On her way to see her father in Tucson, Arizona, Ruth Finkel Wade made a stop in Scottsdale. She met with the Descendant’s Forum of the Phoenix Holocaust Association to talk with 2Gs about our book. The conversation and connections were lively. In talking about growing up in Chicago, one of the participants, Nanci Heiman, realized that she knew Ruth’s brother and Ruth as well. They both went to Temple Emanuel and OSRUI summer camp. Ruth read excerpts from her chapter as well as Myra Fox’s poem “Is It Essential?” This was followed by resounding agreement in the audience that “yes, it is essential.” Unfortunately, even more so now with the uptick in antisemitism we are seeing in the world today.
On October 8, the Universalist Unitarian Church of Farmington Hills, Michigan invited two of our authors to offer a book presentation as an integral part of their Sunday service. Natalie Iglewicz and Joy Wolfe Ensor spoke to a raptly attentive and responsive congregation. The service was thoughtfully curated, with three musical piano interludes from a Holocaust Remembrance Suite by Stephan Beneking.
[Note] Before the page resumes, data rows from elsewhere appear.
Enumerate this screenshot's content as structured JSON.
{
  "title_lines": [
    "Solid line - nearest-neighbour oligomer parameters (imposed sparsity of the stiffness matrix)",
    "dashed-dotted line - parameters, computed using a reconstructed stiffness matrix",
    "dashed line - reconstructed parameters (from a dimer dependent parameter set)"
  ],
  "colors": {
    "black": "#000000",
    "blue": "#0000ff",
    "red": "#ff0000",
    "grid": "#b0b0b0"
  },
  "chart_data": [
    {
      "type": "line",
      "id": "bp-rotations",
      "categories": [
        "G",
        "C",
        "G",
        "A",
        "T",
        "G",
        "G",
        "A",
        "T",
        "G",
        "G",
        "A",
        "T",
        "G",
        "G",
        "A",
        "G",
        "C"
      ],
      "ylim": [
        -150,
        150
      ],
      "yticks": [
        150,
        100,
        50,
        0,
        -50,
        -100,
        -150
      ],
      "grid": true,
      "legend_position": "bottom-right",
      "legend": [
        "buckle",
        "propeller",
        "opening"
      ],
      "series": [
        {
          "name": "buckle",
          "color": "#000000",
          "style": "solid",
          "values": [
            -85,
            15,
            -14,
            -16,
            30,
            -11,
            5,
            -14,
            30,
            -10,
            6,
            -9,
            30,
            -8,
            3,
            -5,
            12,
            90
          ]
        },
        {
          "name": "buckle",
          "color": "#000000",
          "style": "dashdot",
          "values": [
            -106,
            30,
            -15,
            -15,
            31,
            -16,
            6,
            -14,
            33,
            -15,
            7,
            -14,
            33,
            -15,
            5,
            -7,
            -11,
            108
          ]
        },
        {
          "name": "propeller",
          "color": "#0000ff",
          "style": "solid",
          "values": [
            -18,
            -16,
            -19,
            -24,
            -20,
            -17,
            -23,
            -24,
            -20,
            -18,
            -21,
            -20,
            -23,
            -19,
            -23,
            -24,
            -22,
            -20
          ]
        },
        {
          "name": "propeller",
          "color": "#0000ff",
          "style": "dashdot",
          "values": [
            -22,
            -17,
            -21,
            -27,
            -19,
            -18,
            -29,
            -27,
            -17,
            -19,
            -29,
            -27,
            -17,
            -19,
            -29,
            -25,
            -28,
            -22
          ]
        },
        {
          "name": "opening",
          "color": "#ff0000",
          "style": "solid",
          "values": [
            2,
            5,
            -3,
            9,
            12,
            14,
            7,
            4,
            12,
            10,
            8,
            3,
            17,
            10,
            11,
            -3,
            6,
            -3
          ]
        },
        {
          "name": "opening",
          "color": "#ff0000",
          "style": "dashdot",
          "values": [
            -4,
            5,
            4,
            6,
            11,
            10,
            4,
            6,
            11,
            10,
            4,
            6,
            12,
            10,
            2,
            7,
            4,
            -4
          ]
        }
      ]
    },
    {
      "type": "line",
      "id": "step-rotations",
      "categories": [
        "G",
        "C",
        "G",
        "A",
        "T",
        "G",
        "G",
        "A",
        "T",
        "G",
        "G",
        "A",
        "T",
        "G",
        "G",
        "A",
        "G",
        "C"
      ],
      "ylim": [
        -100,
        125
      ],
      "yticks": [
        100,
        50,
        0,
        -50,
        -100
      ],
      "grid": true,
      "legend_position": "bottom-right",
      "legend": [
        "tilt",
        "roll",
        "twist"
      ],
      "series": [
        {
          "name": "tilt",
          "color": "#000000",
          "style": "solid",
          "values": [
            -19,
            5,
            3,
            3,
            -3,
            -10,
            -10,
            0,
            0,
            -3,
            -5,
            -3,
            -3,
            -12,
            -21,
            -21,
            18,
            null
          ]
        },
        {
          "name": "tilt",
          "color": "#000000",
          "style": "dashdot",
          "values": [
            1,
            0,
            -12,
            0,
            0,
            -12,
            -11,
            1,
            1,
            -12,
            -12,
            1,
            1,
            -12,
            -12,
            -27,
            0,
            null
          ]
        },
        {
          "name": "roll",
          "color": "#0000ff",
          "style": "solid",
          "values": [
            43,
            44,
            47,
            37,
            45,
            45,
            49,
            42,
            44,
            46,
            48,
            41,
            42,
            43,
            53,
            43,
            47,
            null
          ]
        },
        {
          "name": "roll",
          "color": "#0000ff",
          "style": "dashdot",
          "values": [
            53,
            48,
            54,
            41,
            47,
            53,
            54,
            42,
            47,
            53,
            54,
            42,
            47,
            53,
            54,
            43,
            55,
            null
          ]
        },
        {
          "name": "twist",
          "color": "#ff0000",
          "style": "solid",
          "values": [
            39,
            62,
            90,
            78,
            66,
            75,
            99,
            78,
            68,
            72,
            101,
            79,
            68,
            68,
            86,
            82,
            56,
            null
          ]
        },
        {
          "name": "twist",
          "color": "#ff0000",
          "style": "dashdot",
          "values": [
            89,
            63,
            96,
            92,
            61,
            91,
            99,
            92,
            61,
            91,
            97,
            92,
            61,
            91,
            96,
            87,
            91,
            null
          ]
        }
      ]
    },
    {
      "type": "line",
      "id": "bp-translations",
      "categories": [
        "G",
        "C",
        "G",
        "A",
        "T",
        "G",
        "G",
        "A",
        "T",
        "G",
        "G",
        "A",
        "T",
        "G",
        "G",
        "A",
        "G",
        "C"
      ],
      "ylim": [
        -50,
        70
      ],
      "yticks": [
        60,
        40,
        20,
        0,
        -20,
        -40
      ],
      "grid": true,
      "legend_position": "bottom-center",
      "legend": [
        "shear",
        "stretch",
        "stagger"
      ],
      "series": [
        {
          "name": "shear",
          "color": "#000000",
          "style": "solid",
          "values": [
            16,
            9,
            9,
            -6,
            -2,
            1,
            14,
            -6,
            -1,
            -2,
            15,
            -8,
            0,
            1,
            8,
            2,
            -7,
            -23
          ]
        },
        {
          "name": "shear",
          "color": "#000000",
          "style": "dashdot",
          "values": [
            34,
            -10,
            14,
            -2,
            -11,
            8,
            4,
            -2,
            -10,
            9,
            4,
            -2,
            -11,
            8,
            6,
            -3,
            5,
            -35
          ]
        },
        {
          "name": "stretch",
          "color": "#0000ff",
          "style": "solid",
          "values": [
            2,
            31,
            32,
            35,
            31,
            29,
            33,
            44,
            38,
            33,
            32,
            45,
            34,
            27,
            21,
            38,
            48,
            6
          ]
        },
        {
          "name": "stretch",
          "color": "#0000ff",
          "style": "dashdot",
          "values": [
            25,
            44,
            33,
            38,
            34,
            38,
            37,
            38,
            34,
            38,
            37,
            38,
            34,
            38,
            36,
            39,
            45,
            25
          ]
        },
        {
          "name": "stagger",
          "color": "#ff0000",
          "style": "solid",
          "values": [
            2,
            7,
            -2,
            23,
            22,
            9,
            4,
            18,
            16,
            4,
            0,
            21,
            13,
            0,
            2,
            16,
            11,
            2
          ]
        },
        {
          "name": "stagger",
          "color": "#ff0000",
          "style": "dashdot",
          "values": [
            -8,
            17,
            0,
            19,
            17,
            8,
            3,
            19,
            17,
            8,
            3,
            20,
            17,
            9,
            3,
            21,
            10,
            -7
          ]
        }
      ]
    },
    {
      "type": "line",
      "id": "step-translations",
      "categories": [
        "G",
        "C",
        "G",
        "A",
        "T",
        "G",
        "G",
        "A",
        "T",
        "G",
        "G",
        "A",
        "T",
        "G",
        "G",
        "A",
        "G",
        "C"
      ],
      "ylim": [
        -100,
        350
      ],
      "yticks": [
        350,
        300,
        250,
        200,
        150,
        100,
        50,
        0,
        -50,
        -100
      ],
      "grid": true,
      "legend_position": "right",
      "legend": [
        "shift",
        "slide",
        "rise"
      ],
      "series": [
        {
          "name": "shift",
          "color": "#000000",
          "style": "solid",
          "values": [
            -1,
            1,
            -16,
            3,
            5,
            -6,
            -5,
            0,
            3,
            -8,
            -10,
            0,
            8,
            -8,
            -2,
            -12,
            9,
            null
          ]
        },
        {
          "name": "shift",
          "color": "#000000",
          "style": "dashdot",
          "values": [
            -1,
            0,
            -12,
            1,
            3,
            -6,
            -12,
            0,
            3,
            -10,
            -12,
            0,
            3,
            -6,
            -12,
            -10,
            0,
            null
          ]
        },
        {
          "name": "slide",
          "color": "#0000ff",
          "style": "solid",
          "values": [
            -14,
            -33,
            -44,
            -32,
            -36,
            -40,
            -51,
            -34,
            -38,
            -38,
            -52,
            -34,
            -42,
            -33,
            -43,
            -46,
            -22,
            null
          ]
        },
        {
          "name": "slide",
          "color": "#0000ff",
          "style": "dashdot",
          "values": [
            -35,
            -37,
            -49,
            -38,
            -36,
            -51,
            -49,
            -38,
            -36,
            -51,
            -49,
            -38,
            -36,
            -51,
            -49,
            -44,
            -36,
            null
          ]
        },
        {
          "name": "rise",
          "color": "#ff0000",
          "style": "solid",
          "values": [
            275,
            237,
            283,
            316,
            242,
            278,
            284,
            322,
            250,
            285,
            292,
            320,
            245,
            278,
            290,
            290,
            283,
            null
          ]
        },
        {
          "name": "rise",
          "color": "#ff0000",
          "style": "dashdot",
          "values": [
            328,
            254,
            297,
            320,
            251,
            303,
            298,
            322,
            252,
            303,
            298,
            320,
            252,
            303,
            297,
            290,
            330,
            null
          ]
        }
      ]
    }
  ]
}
In their presentations, the authors shared not only moving excerpts from their chapters but also mementos from their parents' wartime years and early aftermath. Natalie shared a story of how, during her mother’s internment in a slave labor camp, a kindly woman had smuggled makeshift knitting needles to her — needles her mother used to knit stockings to protect herself and her sisters from the winter cold, and which she kept for the rest of her life. Natalie brought the actual knitting needles to show. Joy showed the small leather-bound journal that her mother had kept when her older brother was born, in which she promised her newborn son that she would “create a legend to secure [the] immortality” of the beloved family members who had been lost. The attendees responded to the readings and artifacts with murmurs and gasps of appreciation.
Following the service, there was a lively Q&A session. One gentleman spoke to the universality of war’s intergenerational legacy by saying, "I’m 75 years old and my father fought in WW II. He liberated a prison camp in the Pacific theater, and he didn’t talk about it. In my family, WW II never ended.” It is moments like this that give our book talks special resonance and reverence.
Three of our co-editors and authors, Rita Benn, Joy Wolfe Ensor and Ruth Wade, were delighted to give a Zoom book presentation on October 4 at the Holocaust and Human Rights Education Center (HHREC) in Westchester County, NY. For Joy it was a homecoming of sorts, because her late father, Leon Wolfe, was a founding board member of the organization (then known as the Westchester Holocaust Commission), and her late stepmother, the artist Rita Rapaport, sculpted the Gates of Remembrance (a replica is shown in this photo with Joy's father's prisoner number inscribed) that are a centerpiece of the organization’s Garden of Remembrance in White Plains, NY.
The attendees on ZOOM were engaged and receptive, and asked many questions about our origin story, the writing process, and how to engage in exploring our Holocaust legacy when there is still so much information left to learn. Two participants asked for further contact with Ruth because their parents came from Piotrków Trybulanski in Poland, the same hometown as her father. Another remarked that Rita’s chapter, “Shades of Chanel No. 5,” evoked a flood of memories about her own mother, who favored that scent. The authors feel that the associations and connections that emerge as a result of sharing our stories are a gift that keeps on giving both to the authors and the attendees alike.
On Sunday, October 1, 2023 Ruth Finkel Wade had the honor of speaking to the adult Sunday School class at Anona Methodist Church in Largo, Florida. Members of the class had already done their homework, calling up a video interview of Ruth’s father Sidney Finkel, before she presented. The audience of fifty listened attentively as Ruth read excerpts from our book and engaged the audience in a conversation about learning to heal from the trauma she experienced growing up.
The University of Illinois Alumni Magazine published in their News & Noteworthy: Ruth (Finkel) Wade, ’82 MEDIA, edited and contributed to The Ones Who Remember: Second-Generation Voices of the Holocaust (City Point Press, 2022), an anthology written by 16 children of Holocaust survivors. Wade and her fellow contributors began compiling their parents’ stories and decided to include their own related personal experiences. The book has received a 2022
Foreward Indies Gold Award and a 2023 Silver Award for Heroic Journeys from Nautilus Books.